Half a mile away, the mosque dominates the Uighur part of town, where donkey carts weave their perilous way through hooting traffic and bearded men earnestly discuss the price of jade, gleaned from the nearby riverbed. At the end of March, protests erupted during Sunday market after news spread that a prominent Uighur jade merchant, Mutallip Hajim, had died in police custody. Then the women started demonstrating for the right to wear the hijab at work. The protests were rapidly quelled.

It was hard to establish why Hajim had been arrested in the first place. His padlocked shop was covered in notices reading "Sealed by the Public Security Bureau". When approached, his neighbours simply said: "We're too frightened to talk." Outside, young men in sunglasses and T-shirts shifted from foot to foot, pretending to look the other way. The spies of Hotan make little effort to hide their identity - their job is as much to intimidate as to gather intelligence.

Gradually we got a few answers. "He became too powerful." "He gave money to an Islamic school." An old man in a trademark Uighur green-and-white pillbox hat told us that many had been arrested since the demonstrations.

"This place belongs to Uighurs," he said. "But we get arrested if we read the Quran and go to mosque. People are arrested every day and taken to detention centres, where they're locked up and beaten. Everybody is afraid."

Another man risked arrest or worse to show us a detention centre in town and a labour camp a few miles out, where we could see prisoners in orange jerkins tilling the land, watched by guards sitting on stools.
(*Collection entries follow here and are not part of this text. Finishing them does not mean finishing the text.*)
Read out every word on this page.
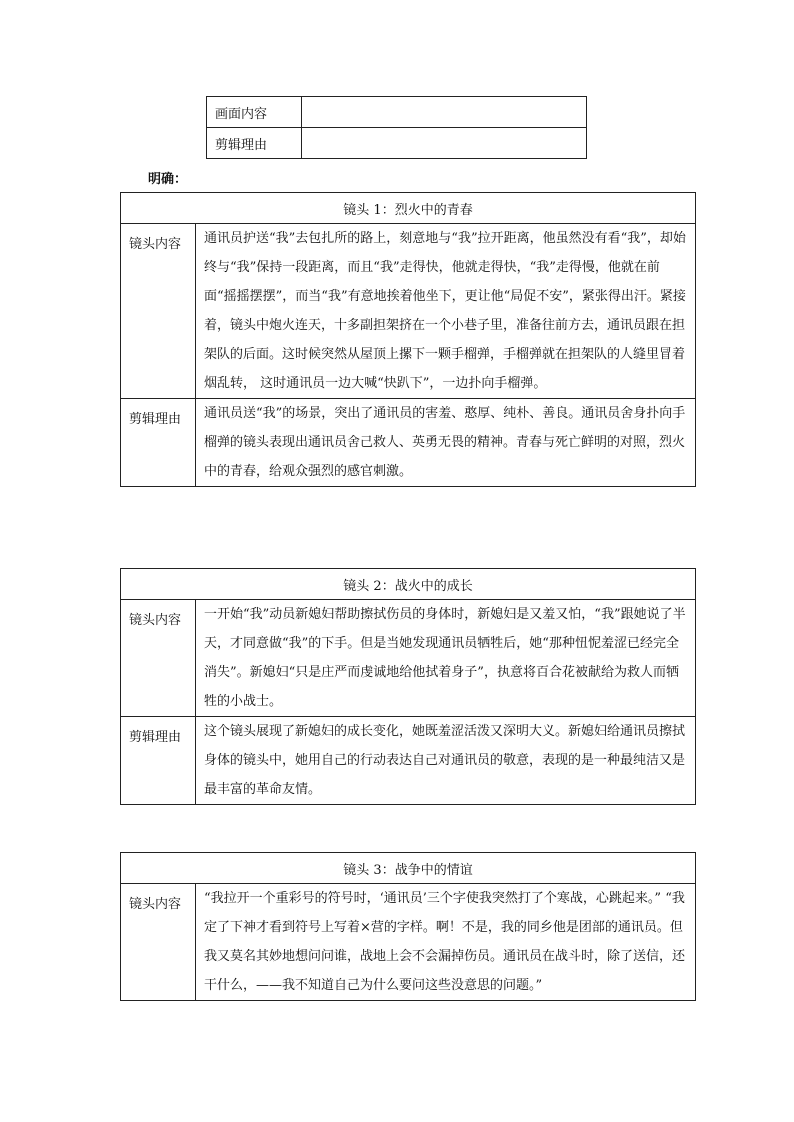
画面内容	
剪辑理由	
明确：
镜头 1：烈火中的青春	
镜头内容	通讯员护送“我”去包扎所的路上，刻意地与“我”拉开距离，他虽然没有看“我”，却始终与“我”保持一段距离，而且“我”走得快，他就走得快，“我”走得慢，他就在前面“摇摇摆摆”，而当“我”有意地挨着他坐下，更让他“局促不安”，紧张得出汗。紧接着，镜头中炮火连天，十多副担架挤在一个小巷子里，准备往前方去，通讯员跟在担架队的后面。这时候突然从屋顶上摞下一颗手榴弹，手榴弹就在担架队的人缝里冒着烟乱转， 这时通讯员一边大喊“快趴下”，一边扑向手榴弹。
剪辑理由	通讯员送“我”的场景，突出了通讯员的害羞、憨厚、纯朴、善良。通讯员舍身扑向手榴弹的镜头表现出通讯员舍己救人、英勇无畏的精神。青春与死亡鲜明的对照，烈火中的青春，给观众强烈的感官刺激。
镜头 2：战火中的成长	
镜头内容	一开始“我”动员新媳妇帮助擦拭伤员的身体时，新媳妇是又羞又怕，“我”跟她说了半天，才同意做“我”的下手。但是当她发现通讯员牺牲后，她“那种忸怩羞涩已经完全消失”。新媳妇“只是庄严而虔诚地给他拭着身子”，执意将百合花被献给为救人而牺牲的小战士。
剪辑理由	这个镜头展现了新媳妇的成长变化，她既羞涩活泼又深明大义。新媳妇给通讯员擦拭身体的镜头中，她用自己的行动表达自己对通讯员的敬意，表现的是一种最纯洁又是最丰富的革命友情。
镜头 3：战争中的情谊
镜头内容	“我拉开一个重彩号的符号时，‘通讯员’三个字使我突然打了个寒战，心跳起来。” “我定了下神才看到符号上写着×营的字样。啊！不是，我的同乡他是团部的通讯员。但我又莫名其妙地想问问谁，战地上会不会漏掉伤员。通讯员在战斗时，除了送信，还干什么，——我不知道自己为什么要问这些没意思的问题。”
Dominated by the Taklamakan Desert, fringed by the Pamir and Karakoram Mountains, Xinjiang is so remote that it is scarcely reported. In the 1930s, the Times correspondent Peter Fleming brought back "news from Tartary". These days it is less romantic, but equally obscure. Westerners are partial to Tibetans, primarily because they feel - mistakenly - that Buddhists are intrinsically peaceful, and partly because Hollywood stars have publicised the cause. By contrast, some of the old Uighur man's complaints would garner little sympathy in London or Washington. "The women of Afghanistan all wear the hijab, so why shouldn't ours?" he said.

Yet the Uighurs suffer similar discrimination at the hands of the Chinese state. No one under 18 is allowed to enter a mosque, and praying is strictly controlled. Their culture, which has much in common with that of their neighbours in Kazakhstan, Tajikistan and other central Asian states, is regarded as a source of entertainment. In a Chinese version of The Black and White Minstrel Show, Uighur dances will be performed at this year's Olympic Games.

"To China, the most important thing is territorial sovereignty," said Wang Lixiong, a writer who has criticised government policy in Xinjiang and Tibet. "The question is whether Uighurs and other ethnic groups in this territory can be assimilated as the government wishes." For the moment, the answer seems to be no.

At the market, a balding camel sauntered among the stalls while an itinerant preacher ranted outside the mosque. A few Han Chinese haggled over jade, but this did not feel like China. In Xinjiang, as in Tibet, the government tries to bend unwilling subjects to its will, rather than accommodate the disparate cultures and beliefs.